Unveiling a Hidden Conversion Pathway in CoSe ₂ Anodes via Rationally Designed CNT‐Interwoven Hollow Carbon Microclusters for High‐Performance Potassium‐Ion Batteries

ABSTRACT

The search for sustainable energy storage has positioned potassium‐ion batteries (PIBs) as a compelling alternative to lithium‐ion systems, yet the lack of robust anode materials remains a significant hurdle. Transition‐metal selenides, particularly CoSe ₂ , are attractive for their high theoretical capacity and fast kinetics, but they inevitably succumb to catastrophic structural failure. This degradation is rooted in the traditional stepwise insertion pathway (CoSe ₂ → K _x CoSe ₂ → Co + K ₂ Se), which triggers a relentless lattice expansion exceeding 250%. Herein, we report the rational design of CNT‐interwoven hollow carbon microclusters as a rigid nanoconfined host to modulate this reaction behavior. This specific architecture does more than buffer volume changes; it fundamentally steers the electrochemical behavior toward a previously hidden conversion‐insertion mechanism mediated by a Co ₃ Se ₄ intermediate. Thermodynamic analysis via first‐principles calculations confirms that this newly unearthed route effectively sequesters major strain during the initial CoSe ₂ → Co ₃ Se ₄ transition, thereby preserving the electrode's integrity throughout subsequent potassiation.
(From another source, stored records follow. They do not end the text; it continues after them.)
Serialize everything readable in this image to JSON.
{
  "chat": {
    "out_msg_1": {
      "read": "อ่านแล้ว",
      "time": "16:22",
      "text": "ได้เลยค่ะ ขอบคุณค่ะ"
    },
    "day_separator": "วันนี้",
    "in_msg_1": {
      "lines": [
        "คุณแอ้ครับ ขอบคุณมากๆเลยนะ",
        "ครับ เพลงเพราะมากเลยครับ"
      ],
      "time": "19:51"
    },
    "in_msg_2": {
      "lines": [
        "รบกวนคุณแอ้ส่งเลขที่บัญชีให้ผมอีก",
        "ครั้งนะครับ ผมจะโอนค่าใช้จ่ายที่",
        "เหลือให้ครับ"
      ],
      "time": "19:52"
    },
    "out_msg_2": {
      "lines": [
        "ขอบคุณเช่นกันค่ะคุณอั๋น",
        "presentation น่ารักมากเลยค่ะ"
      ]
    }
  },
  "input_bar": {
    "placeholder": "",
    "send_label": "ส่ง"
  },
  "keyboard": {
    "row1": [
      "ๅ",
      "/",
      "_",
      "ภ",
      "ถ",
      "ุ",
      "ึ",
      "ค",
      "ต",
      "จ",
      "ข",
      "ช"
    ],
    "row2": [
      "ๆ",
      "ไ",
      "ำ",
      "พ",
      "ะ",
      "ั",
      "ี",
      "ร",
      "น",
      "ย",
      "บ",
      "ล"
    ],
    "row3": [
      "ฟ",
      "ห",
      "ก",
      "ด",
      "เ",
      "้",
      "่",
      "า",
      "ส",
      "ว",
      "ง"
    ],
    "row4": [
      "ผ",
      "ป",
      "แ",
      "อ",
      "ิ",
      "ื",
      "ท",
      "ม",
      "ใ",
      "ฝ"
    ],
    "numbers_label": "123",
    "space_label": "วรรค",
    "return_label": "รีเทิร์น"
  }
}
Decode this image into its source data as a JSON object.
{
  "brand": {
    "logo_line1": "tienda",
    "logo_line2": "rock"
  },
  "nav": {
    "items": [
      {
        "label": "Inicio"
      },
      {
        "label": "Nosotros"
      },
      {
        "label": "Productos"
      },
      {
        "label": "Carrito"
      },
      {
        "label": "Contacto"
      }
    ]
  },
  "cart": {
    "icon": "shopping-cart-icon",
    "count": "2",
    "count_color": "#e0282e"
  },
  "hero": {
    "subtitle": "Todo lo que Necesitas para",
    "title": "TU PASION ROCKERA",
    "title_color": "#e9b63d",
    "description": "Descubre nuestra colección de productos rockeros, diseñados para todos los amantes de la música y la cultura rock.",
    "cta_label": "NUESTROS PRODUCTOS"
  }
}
In situ X‐ray diffraction provides direct, real‐time evidence of this stabilized Co ₃ Se ₄ phase and its smooth evolution into K _x Co ₃ Se ₄ , bypassing the destructive traditional landscape. Our findings underscore that meticulous structural tailoring can be a powerful tool to capture elusive intermediates and redefine reaction pathways for high‐endurance PIB anodes.